Nixon’s own personal shortcomings short-circuited this counter-revolution, and this movement would wait on a TV star/actor from California to lead it.  Reagan came into office in 1980, beginning his campaign for the presidency at the Neshoba County Fair in Philadelphia, Mississippi, the site of the kidnaping and murdering of three civil rights workers in 1964: James Chaney, Andrew Goodman, and Michael Schwerner.  He never mentioned any of that, but his unspoken message was that he would be the candidate to restore white, male supremacy.  His approach would be that government is the problem, not the solution.  To those white people in the South and beyond who railed at the federal interventions on education, civil rights, and women’s rights, this approach was music to their ears.  In this way, Reagan began a counter-revolution that continues – don’t tell those of us classified as “white” how to live our lives, don’t mess with us.

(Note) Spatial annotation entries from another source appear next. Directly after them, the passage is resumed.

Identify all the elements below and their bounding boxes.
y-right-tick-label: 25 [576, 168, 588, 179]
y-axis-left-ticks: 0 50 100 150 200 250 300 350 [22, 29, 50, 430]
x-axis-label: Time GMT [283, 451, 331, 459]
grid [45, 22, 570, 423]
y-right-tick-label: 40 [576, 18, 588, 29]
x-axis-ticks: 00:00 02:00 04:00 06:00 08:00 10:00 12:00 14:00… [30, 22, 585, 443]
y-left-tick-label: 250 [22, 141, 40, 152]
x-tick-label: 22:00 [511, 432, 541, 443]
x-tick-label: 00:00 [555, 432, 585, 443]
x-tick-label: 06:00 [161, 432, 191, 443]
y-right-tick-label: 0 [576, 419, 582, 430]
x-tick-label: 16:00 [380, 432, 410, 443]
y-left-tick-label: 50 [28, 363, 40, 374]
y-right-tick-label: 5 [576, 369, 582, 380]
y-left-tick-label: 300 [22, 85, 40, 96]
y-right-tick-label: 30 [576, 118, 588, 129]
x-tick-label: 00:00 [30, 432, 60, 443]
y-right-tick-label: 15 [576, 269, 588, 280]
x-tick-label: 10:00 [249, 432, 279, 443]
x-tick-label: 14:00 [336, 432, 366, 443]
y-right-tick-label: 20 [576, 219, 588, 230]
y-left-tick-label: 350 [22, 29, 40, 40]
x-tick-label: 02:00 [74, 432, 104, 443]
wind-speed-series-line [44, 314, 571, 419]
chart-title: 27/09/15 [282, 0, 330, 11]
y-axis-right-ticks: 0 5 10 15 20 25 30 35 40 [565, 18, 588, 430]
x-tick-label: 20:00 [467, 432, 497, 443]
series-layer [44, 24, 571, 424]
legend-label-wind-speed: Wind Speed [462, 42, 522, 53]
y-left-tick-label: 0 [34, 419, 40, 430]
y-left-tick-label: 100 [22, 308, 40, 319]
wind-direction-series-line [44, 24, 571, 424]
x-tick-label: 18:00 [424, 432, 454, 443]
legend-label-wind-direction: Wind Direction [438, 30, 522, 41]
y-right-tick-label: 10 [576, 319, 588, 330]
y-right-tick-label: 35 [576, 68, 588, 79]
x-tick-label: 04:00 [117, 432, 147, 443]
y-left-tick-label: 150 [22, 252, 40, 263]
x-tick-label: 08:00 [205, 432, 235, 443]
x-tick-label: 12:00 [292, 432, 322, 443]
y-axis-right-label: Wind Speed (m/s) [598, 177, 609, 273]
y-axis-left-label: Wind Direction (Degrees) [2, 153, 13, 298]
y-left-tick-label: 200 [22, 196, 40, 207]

This revolution has continued to move forward – from the defeat of the Equal Rights Movement to Lee Atwater’s use of Willie Horton to propel George H.W. Bush to the presidency to the ascendance of a right-wing Supreme Court to the invasions of Iraq by the Bush dynasty, to the cuts in public assistance and the growth of prisons under the Clinton administration to the disasters of the W Bush administration to the blasphemy that is the Trump administration.  We should be clear here – the presidency of Donald Trump is not an aberration.  It is rather the culmination of a counter-revolution that began almost 50 years ago, a movement that began in response to the push for justice and equity in the 1960’s.

There are, of course, movements for justice and equity that continue.  The election of Barack Obama as the first African-American President of the United States was a stunning achievement, but it scared many white folks to death, and it led us to Donald Trump as president.  Black Lives Matter, the renewed fight for the ERA, Gay Pride, the fight for preservation of the earth – all these speak of the continuing powerful and deep energy for the idea of liberty and justice for all.  I’ll continue this conversation next week, but for now, I want us to be mindful that Trump is not an aberration.  In many ways, he is the culmination of the Reagan counter-revolution.  And, yes, it will be wonderful if the Democrats can regain control of Congress in November but let us be clear-eyed on this:  the Reagan Revolution will continue.